Still, according to the investment banker advising firms on their Italian holdings, the domestic banks’ decisions to hold on could have more to do with their inability to offload such large amounts quickly and without deep losses. Indeed, some Italian bankers seem resigned to the situation.

“We feel that fears of a default are greatly overdone, but the market psychology is what it is,” added an executive board member at another large Italian bank, which is also holding onto its bonds. “Lots of players do not want to buy them. They think it is better to sell if you have the opportunity to.”

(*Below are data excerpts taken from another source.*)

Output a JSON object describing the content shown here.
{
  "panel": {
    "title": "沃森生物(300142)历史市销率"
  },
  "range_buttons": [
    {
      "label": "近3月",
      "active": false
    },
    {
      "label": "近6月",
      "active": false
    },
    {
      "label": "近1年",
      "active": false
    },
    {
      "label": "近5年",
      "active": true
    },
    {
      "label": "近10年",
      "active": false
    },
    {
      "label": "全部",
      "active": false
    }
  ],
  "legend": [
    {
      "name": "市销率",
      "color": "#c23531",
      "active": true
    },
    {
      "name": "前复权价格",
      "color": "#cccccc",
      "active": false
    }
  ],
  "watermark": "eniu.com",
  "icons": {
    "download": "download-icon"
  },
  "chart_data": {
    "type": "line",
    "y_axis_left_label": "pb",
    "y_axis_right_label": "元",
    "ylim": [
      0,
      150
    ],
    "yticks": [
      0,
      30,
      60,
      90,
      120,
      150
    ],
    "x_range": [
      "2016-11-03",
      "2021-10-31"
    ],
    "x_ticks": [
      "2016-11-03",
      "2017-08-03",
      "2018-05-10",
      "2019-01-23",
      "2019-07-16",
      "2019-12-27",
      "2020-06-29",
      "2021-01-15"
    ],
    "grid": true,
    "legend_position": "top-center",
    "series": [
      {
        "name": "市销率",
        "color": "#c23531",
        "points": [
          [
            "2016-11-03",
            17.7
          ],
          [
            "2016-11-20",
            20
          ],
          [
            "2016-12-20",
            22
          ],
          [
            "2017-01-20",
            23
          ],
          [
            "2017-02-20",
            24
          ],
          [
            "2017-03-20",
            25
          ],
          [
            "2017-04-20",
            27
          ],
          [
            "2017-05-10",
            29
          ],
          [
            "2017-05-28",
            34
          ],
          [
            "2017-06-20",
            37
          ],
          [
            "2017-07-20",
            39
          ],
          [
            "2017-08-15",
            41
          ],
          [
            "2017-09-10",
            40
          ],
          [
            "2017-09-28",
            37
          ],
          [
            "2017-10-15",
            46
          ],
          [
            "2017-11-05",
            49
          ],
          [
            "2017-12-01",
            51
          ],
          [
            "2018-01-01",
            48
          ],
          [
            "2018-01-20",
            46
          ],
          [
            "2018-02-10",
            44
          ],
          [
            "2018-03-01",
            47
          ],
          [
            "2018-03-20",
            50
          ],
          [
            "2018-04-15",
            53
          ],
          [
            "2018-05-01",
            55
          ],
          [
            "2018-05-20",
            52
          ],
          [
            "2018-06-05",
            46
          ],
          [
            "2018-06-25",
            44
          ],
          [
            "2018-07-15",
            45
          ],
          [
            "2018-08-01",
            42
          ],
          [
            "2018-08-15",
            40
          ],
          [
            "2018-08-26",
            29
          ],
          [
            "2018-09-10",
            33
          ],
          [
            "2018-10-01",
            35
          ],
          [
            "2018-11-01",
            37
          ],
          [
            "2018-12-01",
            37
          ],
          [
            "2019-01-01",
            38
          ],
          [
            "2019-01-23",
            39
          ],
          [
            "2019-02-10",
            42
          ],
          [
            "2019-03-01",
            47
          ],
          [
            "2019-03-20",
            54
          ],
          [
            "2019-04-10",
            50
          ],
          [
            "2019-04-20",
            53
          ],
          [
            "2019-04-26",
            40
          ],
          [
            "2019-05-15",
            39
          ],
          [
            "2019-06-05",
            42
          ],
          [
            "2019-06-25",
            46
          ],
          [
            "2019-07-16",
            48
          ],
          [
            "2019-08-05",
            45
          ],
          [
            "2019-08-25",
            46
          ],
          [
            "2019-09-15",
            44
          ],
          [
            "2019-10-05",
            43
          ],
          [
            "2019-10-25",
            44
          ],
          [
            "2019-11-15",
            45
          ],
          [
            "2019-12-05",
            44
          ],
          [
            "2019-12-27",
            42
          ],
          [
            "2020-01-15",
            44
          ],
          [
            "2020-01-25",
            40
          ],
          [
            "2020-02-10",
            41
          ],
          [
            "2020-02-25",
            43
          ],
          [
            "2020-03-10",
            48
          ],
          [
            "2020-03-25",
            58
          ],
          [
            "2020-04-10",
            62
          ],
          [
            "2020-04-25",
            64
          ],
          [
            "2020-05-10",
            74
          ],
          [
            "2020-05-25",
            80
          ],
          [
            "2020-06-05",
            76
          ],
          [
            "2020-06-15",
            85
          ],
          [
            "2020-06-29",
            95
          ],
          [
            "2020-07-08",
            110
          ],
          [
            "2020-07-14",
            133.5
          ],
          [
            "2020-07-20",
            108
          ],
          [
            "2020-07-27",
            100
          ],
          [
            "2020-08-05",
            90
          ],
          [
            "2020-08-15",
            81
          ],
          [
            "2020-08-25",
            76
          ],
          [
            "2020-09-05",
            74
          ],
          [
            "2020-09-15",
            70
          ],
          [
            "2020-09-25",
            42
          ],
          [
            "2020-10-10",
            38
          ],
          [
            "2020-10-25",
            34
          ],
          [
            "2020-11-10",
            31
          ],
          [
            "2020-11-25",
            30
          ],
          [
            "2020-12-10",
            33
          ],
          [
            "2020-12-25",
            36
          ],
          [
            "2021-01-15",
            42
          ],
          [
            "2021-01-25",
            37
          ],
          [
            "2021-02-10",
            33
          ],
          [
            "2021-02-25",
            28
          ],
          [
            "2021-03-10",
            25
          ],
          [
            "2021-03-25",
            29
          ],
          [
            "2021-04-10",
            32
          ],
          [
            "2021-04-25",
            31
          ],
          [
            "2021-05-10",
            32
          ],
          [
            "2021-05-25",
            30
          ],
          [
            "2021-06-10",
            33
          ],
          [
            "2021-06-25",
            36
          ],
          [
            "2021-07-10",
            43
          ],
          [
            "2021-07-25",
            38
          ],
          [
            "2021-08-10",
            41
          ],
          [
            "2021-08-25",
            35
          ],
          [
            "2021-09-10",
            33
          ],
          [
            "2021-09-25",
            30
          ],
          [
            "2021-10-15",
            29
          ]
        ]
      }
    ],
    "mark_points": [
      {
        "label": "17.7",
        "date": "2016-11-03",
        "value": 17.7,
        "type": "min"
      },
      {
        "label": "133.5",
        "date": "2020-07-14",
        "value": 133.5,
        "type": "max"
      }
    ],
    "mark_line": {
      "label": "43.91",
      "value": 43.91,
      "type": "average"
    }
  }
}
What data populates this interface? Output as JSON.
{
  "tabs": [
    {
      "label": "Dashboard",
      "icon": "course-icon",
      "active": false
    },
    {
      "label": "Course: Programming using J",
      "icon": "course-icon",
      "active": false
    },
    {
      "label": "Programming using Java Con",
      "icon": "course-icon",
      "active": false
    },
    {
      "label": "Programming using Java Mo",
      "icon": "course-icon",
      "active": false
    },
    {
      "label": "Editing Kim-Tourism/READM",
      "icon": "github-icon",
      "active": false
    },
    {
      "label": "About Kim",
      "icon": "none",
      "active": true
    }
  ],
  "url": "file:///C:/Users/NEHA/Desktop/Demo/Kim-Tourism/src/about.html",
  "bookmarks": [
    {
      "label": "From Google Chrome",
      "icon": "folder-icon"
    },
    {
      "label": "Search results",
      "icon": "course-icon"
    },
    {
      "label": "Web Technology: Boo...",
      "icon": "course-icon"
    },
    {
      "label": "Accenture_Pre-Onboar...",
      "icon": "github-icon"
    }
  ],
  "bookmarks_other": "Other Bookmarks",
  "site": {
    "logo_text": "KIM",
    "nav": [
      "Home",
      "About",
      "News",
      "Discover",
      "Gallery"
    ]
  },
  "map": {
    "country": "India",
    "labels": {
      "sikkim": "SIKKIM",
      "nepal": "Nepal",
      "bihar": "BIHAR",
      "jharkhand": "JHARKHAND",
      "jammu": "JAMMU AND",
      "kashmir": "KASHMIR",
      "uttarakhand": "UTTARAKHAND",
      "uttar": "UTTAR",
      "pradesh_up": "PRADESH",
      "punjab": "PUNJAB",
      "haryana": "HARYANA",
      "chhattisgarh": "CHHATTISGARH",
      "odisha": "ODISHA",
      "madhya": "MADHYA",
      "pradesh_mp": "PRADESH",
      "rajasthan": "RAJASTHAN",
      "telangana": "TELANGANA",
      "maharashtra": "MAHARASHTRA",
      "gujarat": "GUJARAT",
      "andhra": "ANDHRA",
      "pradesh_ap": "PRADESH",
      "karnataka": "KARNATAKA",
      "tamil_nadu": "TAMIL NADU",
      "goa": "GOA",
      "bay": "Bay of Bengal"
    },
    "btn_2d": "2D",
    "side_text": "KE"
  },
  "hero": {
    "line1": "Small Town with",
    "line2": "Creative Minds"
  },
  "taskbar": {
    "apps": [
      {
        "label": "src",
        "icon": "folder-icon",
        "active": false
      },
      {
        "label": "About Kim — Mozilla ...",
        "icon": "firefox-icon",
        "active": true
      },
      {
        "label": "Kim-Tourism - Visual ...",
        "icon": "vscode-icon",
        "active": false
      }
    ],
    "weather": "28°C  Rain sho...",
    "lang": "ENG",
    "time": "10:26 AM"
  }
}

Capital concerns are also preventing them from selling. “The key issue is on solvency and I think they made a mistake in requiring us to hold more capital,” said the chief executive of a mid-sized Italian bank. “To meet these levels we cannot sell too much of our sovereign debt.”

So instead of selling, Italian banks are doing all they can to dodecatuple down and…buy!?

Right… Thank you for putting that target sign on your back. And also thank the Consob for actually extending the short sell ban contrary to what we said yesterday. Naturally, Europe will never allow financials to be shorted ever again.

Speaking of, where are those ALZ/ASSGEN CDS quotes again?